C’est une mise en garde pour les PSP qui fournissent le service d’acquisition. Le règlement CMI n’est pas seulement entré en application, il est désormais contrôlé et tout personne qui y contrevient peut être solidement sanctionnée.

 

Service de paiement – Acquisition d’ordre – Paiement par carte – Commission d’interchange – DGCCRF – Amendes administratives.

 

[1] .         L. n° 2016-1691 du 9 déc. 2016, art. 71. M. Roussille, « La loi Sapin 2 annonce l’intégration en droit français des nouvelles règles du droit du paiement », Banque et Droit n° 171, févr. 2017, p. 50.

 

[2] .         C. conso., art. L. 511-7, 20°.

 

[3] .         C. monét. fin., art. L. 361-2.

 

[4] .         C. monét. fin., art. L. 361-1.

 

[5] .         Règl. n° 2015/751 du Parlement européen et du Conseil du 29 avril 2015, art. 3 à 5.

 

[6] .         Règl. n° 2015/751 précit., art. 8.2.

 

[7] .         Règl. n° 2015/751 précit., art. 9.

 

[8] .         Règl. n° 2015/751 précit., art. 12.

 

[9] .         Règl. n° 2015/751 précit., art. 10.4.

 

[10] .        Règl. n° 2015/751 précit., art. 6.

 

[11] .        Règl. n° 2015/751 précit., art. 7.1 à 7.5

 

[12] .        Règl. n° 2015/751 précit., art. 8. 1 et art. 8.3 à 8.6.

 

[13] .        Règl. n° 2015/751 précit., art. 10.1 et 10.5.

 

[14] .        Règl. n° 2015/751 précit., art. 11.1 et 11.2.

 

[15] .        Sanction administrative d’un montant de 58 200 euros à l’encontre de la SA AFONE Paiement.

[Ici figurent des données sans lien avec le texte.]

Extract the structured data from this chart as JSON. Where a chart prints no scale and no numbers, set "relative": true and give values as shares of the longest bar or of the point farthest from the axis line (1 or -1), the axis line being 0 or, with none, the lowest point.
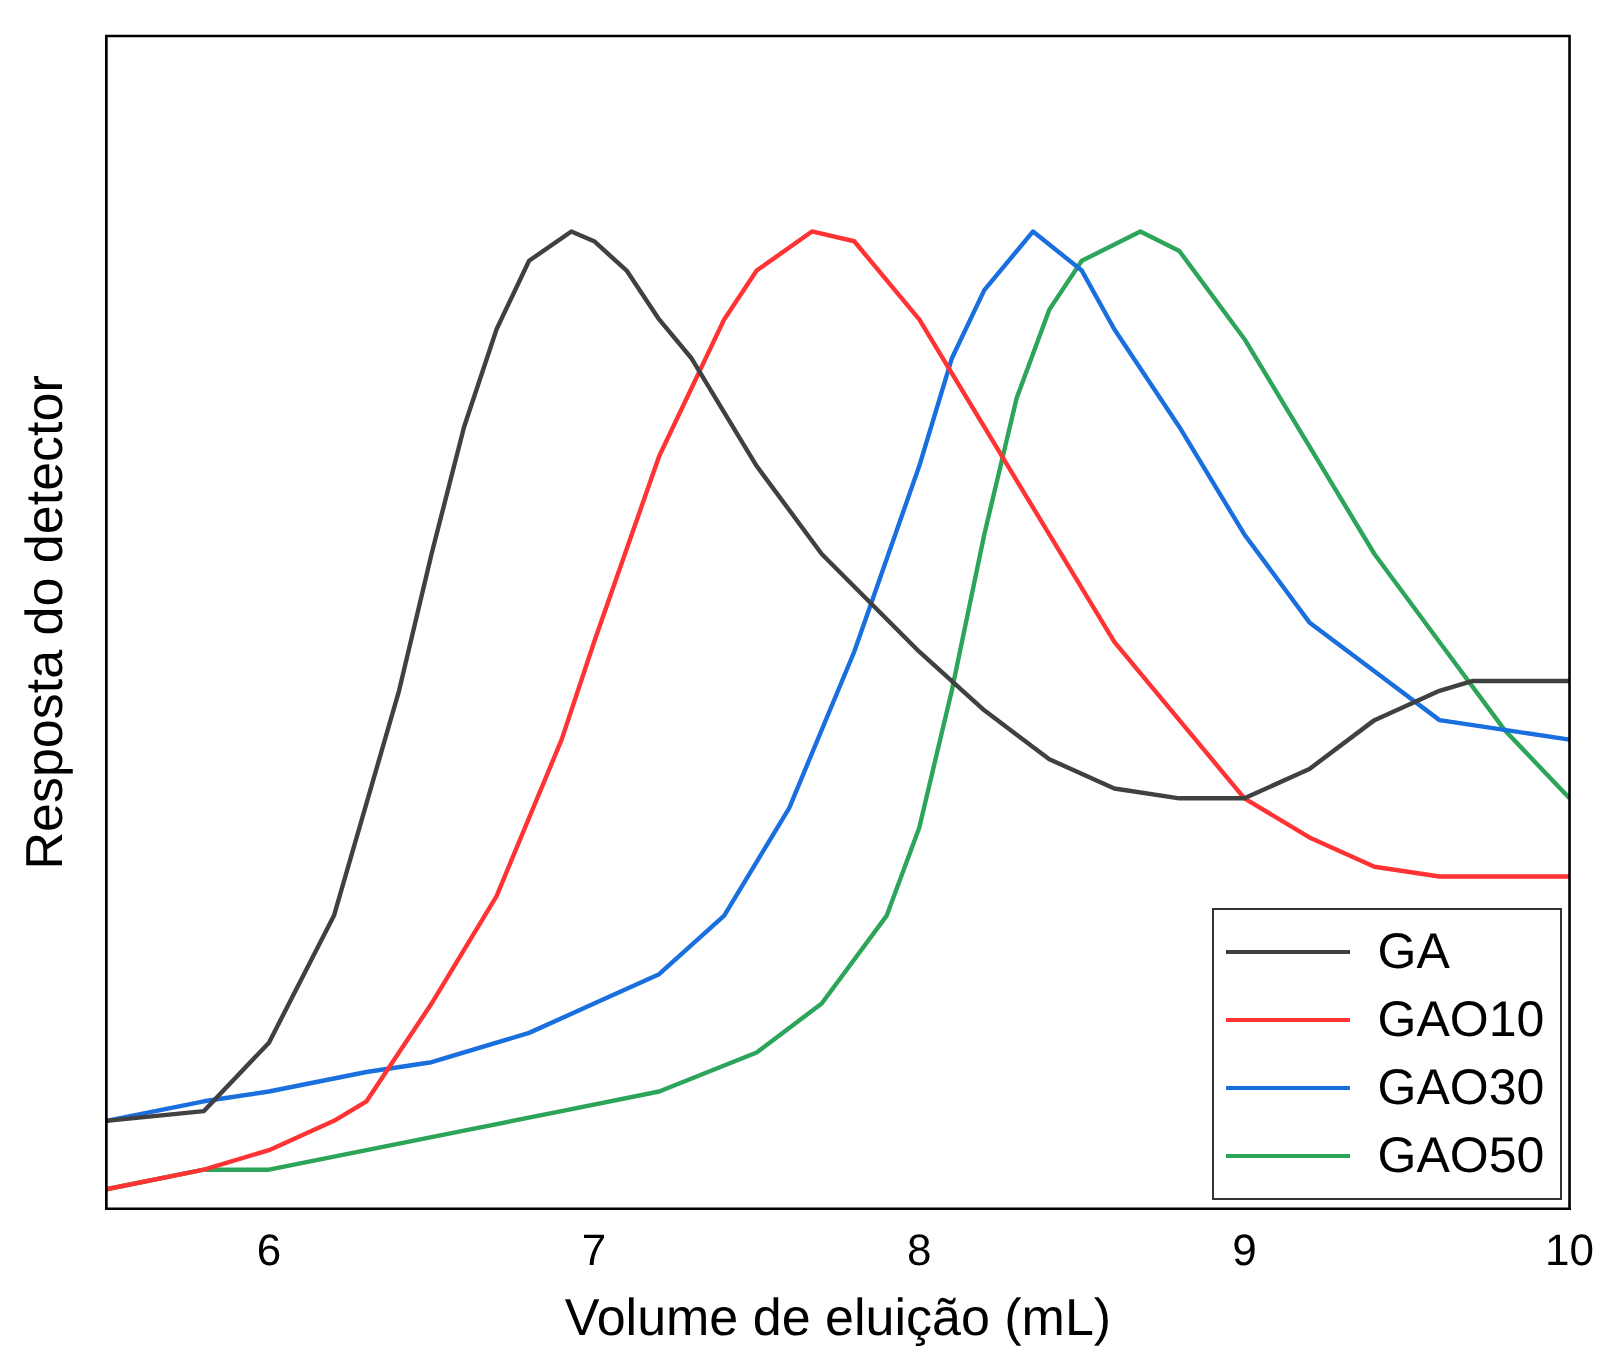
{
  "chart_data": {
    "type": "line",
    "xlabel": "Volume de eluição (mL)",
    "ylabel": "Resposta do detector",
    "relative": true,
    "xlim": [
      5.5,
      10
    ],
    "xticks": [
      6,
      7,
      8,
      9,
      10
    ],
    "grid": false,
    "legend": "bottom right",
    "marker": "none",
    "line_style": "solid",
    "series": [
      {
        "name": "GA",
        "color": "#404040",
        "x": [
          5.5,
          5.8,
          6.0,
          6.2,
          6.4,
          6.5,
          6.6,
          6.7,
          6.8,
          6.93,
          7.0,
          7.1,
          7.2,
          7.3,
          7.5,
          7.7,
          8.0,
          8.2,
          8.4,
          8.6,
          8.8,
          9.0,
          9.2,
          9.4,
          9.6,
          9.7,
          9.85,
          10
        ],
        "values": [
          0.09,
          0.1,
          0.17,
          0.3,
          0.53,
          0.67,
          0.8,
          0.9,
          0.97,
          1,
          0.99,
          0.96,
          0.91,
          0.87,
          0.76,
          0.67,
          0.57,
          0.51,
          0.46,
          0.43,
          0.42,
          0.42,
          0.45,
          0.5,
          0.53,
          0.54,
          0.54,
          0.54
        ]
      },
      {
        "name": "GAO10",
        "color": "#ff3333",
        "x": [
          5.5,
          5.8,
          6.0,
          6.2,
          6.3,
          6.5,
          6.7,
          6.9,
          7.0,
          7.2,
          7.4,
          7.5,
          7.67,
          7.8,
          8.0,
          8.2,
          8.4,
          8.6,
          8.8,
          9.0,
          9.2,
          9.4,
          9.6,
          9.8,
          10
        ],
        "values": [
          0.02,
          0.04,
          0.06,
          0.09,
          0.11,
          0.21,
          0.32,
          0.48,
          0.58,
          0.77,
          0.91,
          0.96,
          1,
          0.99,
          0.91,
          0.8,
          0.69,
          0.58,
          0.5,
          0.42,
          0.38,
          0.35,
          0.34,
          0.34,
          0.34
        ]
      },
      {
        "name": "GAO30",
        "color": "#1a6fdf",
        "x": [
          5.5,
          5.8,
          6.0,
          6.3,
          6.5,
          6.8,
          7.0,
          7.2,
          7.4,
          7.6,
          7.8,
          8.0,
          8.1,
          8.2,
          8.35,
          8.5,
          8.6,
          8.8,
          9.0,
          9.2,
          9.4,
          9.6,
          9.8,
          10
        ],
        "values": [
          0.09,
          0.11,
          0.12,
          0.14,
          0.15,
          0.18,
          0.21,
          0.24,
          0.3,
          0.41,
          0.57,
          0.76,
          0.87,
          0.94,
          1,
          0.96,
          0.9,
          0.8,
          0.69,
          0.6,
          0.55,
          0.5,
          0.49,
          0.48
        ]
      },
      {
        "name": "GAO50",
        "color": "#2ca55a",
        "x": [
          5.5,
          5.8,
          6.0,
          6.3,
          6.6,
          6.9,
          7.2,
          7.5,
          7.7,
          7.9,
          8.0,
          8.1,
          8.2,
          8.3,
          8.4,
          8.5,
          8.68,
          8.8,
          9.0,
          9.2,
          9.4,
          9.6,
          9.8,
          10
        ],
        "values": [
          0.02,
          0.04,
          0.04,
          0.06,
          0.08,
          0.1,
          0.12,
          0.16,
          0.21,
          0.3,
          0.39,
          0.53,
          0.69,
          0.83,
          0.92,
          0.97,
          1,
          0.98,
          0.89,
          0.78,
          0.67,
          0.58,
          0.49,
          0.42
        ]
      }
    ]
  }
}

Sanction administrative d’un montant de 1 494 066 euros à l’encontre de la société BNP Paribas.

Sanction administrative d’un montant de 48 276 euros à l’encontre de la société Caisse régionale de Crédit Agricole Mutuel de Normandie.

Sanction administrative d’un montant de 35 600 euros à l’encontre de la Caisse fédérale du Crédit Mutuel de Maine Anjou et Basse Normandie.

Sanction administrative d’un montant de 1 168 162 euros à l’encontre de la société La Banque Postale, 18 décembre 2020.

Sanction administrative d’un montant de 74 446 euros à l’encontre de la société Banque Populaire Grand Ouest.